Wall Street made an impressive turnaround on Friday following heavy losses in both Asian and European markets due to global growth concerns following the ECB on Thursday, Chinese and US trade data disappointments. A trade war truce is somewhere over the horizon and the mood stays risk-off.
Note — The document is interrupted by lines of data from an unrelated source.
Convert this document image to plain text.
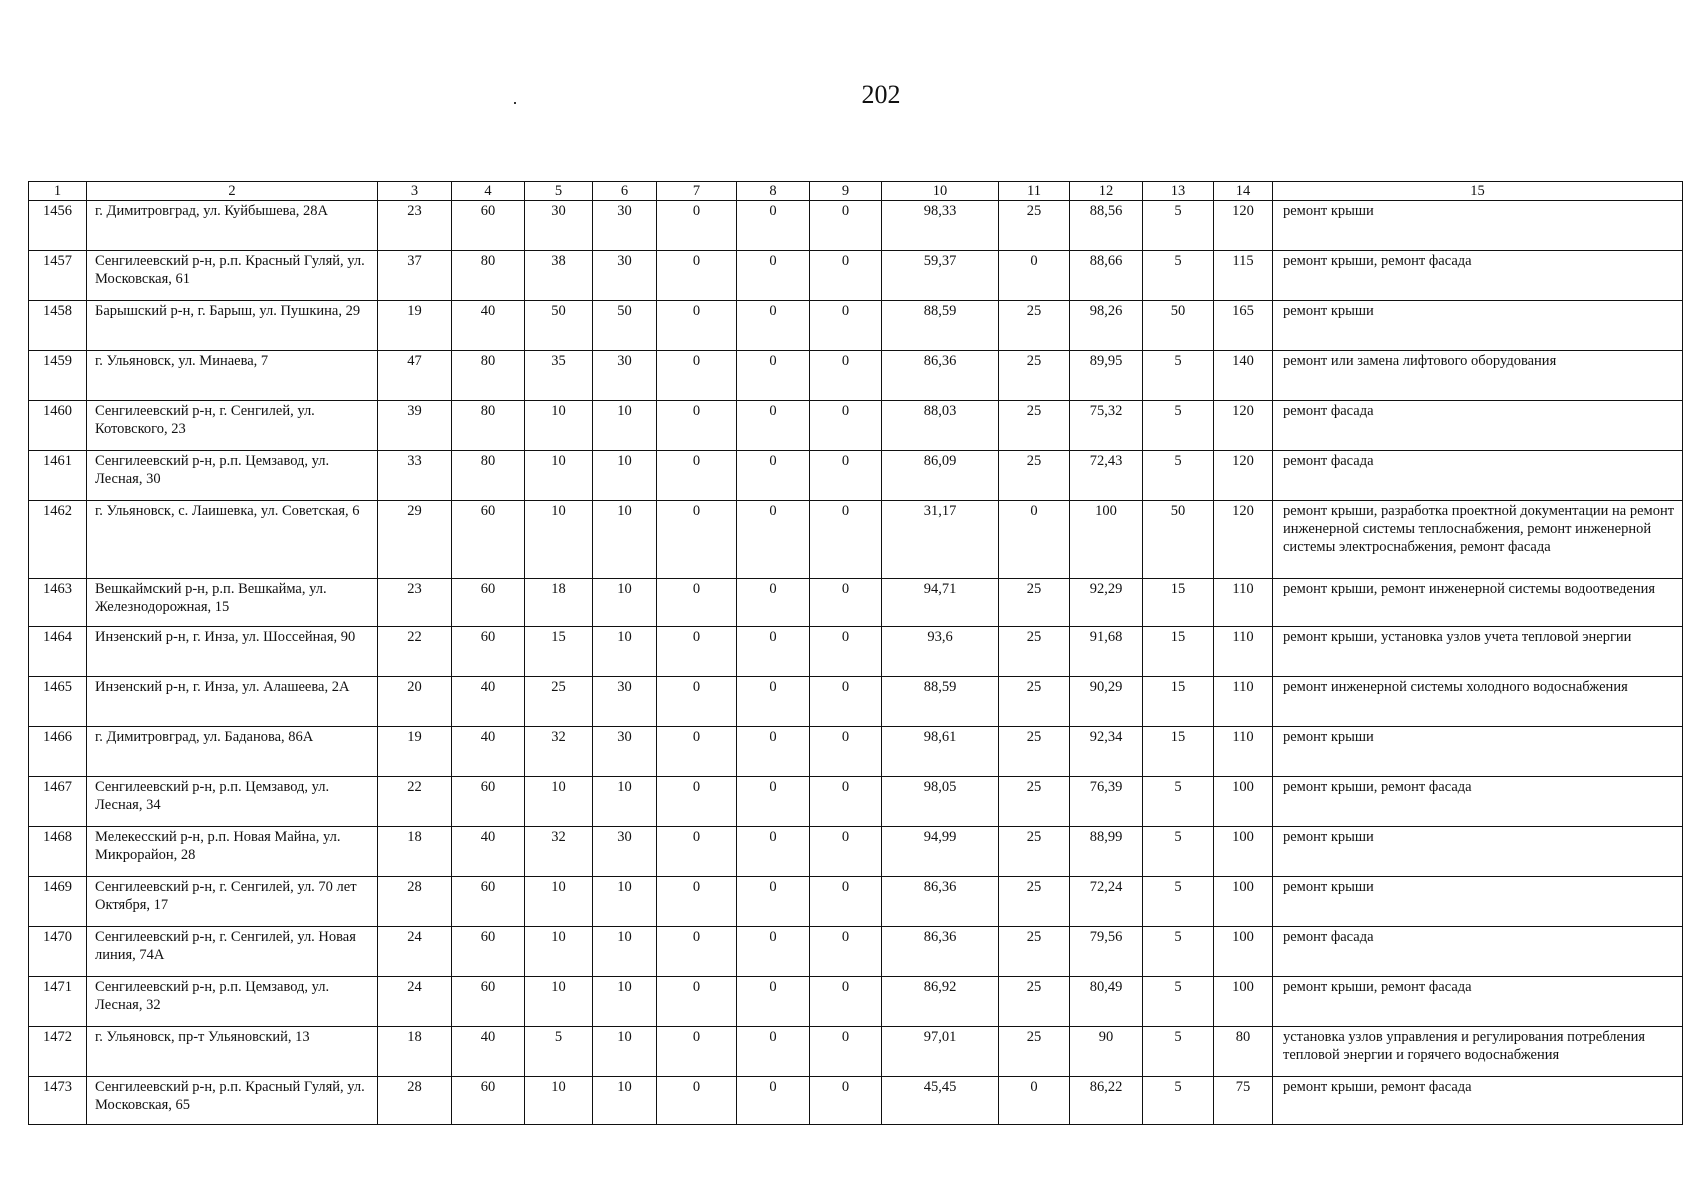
202
1	2	3	4	5	6	7	8	9	10	11	12	13	14	15
1456	г. Димитровград, ул. Куйбышева, 28А	23	60	30	30	0	0	0	98,33	25	88,56	5	120	ремонт крыши
1457	Сенгилеевский р-н, р.п. Красный Гуляй, ул. Московская, 61	37	80	38	30	0	0	0	59,37	0	88,66	5	115	ремонт крыши, ремонт фасада
1458	Барышский р-н, г. Барыш, ул. Пушкина, 29	19	40	50	50	0	0	0	88,59	25	98,26	50	165	ремонт крыши
1459	г. Ульяновск, ул. Минаева, 7	47	80	35	30	0	0	0	86,36	25	89,95	5	140	ремонт или замена лифтового оборудования
1460	Сенгилеевский р-н, г. Сенгилей, ул. Котовского, 23	39	80	10	10	0	0	0	88,03	25	75,32	5	120	ремонт фасада
1461	Сенгилеевский р-н, р.п. Цемзавод, ул. Лесная, 30	33	80	10	10	0	0	0	86,09	25	72,43	5	120	ремонт фасада
1462	г. Ульяновск, с. Лаишевка, ул. Советская, 6	29	60	10	10	0	0	0	31,17	0	100	50	120	ремонт крыши, разработка проектной документации на ремонт инженерной системы теплоснабжения, ремонт инженерной системы электроснабжения, ремонт фасада
1463	Вешкаймский р-н, р.п. Вешкайма, ул. Железнодорожная, 15	23	60	18	10	0	0	0	94,71	25	92,29	15	110	ремонт крыши, ремонт инженерной системы водоотведения
1464	Инзенский р-н, г. Инза, ул. Шоссейная, 90	22	60	15	10	0	0	0	93,6	25	91,68	15	110	ремонт крыши, установка узлов учета тепловой энергии
1465	Инзенский р-н, г. Инза, ул. Алашеева, 2А	20	40	25	30	0	0	0	88,59	25	90,29	15	110	ремонт инженерной системы холодного водоснабжения
1466	г. Димитровград, ул. Баданова, 86А	19	40	32	30	0	0	0	98,61	25	92,34	15	110	ремонт крыши
1467	Сенгилеевский р-н, р.п. Цемзавод, ул. Лесная, 34	22	60	10	10	0	0	0	98,05	25	76,39	5	100	ремонт крыши, ремонт фасада
1468	Мелекесский р-н, р.п. Новая Майна, ул. Микрорайон, 28	18	40	32	30	0	0	0	94,99	25	88,99	5	100	ремонт крыши
1469	Сенгилеевский р-н, г. Сенгилей, ул. 70 лет Октября, 17	28	60	10	10	0	0	0	86,36	25	72,24	5	100	ремонт крыши
1470	Сенгилеевский р-н, г. Сенгилей, ул. Новая линия, 74А	24	60	10	10	0	0	0	86,36	25	79,56	5	100	ремонт фасада
1471	Сенгилеевский р-н, р.п. Цемзавод, ул. Лесная, 32	24	60	10	10	0	0	0	86,92	25	80,49	5	100	ремонт крыши, ремонт фасада
1472	г. Ульяновск, пр-т Ульяновский, 13	18	40	5	10	0	0	0	97,01	25	90	5	80	установка узлов управления и регулирования потребления тепловой энергии и горячего водоснабжения
1473	Сенгилеевский р-н, р.п. Красный Гуляй, ул. Московская, 65	28	60	10	10	0	0	0	45,45	0	86,22	5	75	ремонт крыши, ремонт фасада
However, despite that toxic cocktail, the bulls managed to save the day and stocks rallied mid-day to close slightly underwater.
The nonfarm payrolls were an additional blow, but prices soon turned around after a knee-jerk sell-off.
The nonfarm payrolls data arrived as follows:
20k vs 180k headline – This is the worst since Sept 2017. the prior was 304K and revised to +311K. However, not all is bad in the detail of the report.
- Two-month net revision +12K
- Unemployment rate 3.8% vs 3.9% expected
- Participation rate 63.2% vs 63.2% prior
- Avg hourly earnings +0.4% vs +0.3% exp
- Avg hourly earnings 3.4% y/y vs +3.3% exp
- Private payrolls +25K vs +170K exp
- Manufacturing +4K vs +12K exp
- U6 underemployment 7.3% vs 8.1% prior
For the week, the S&P was down 2.2%, the Dow lost 2.2%, and the Nasdaq dropped 2.4%.
The DJIA’s 78.6% Fibo of the Oct swing highs to Dec rout lows with the confluence of the rising trend-line support gave way earlier in the week and price extended to test the Kijun -sen while developing below the 21-D SMA cap. A key downside target at the 61.8% Fibo level positioned beneath the 25000 psychological level at 24847 is back on the cards at this juncture and bears will target the 38.2% Fibo at 24500 and then the 50% Fibo just below the psychological 24000 level.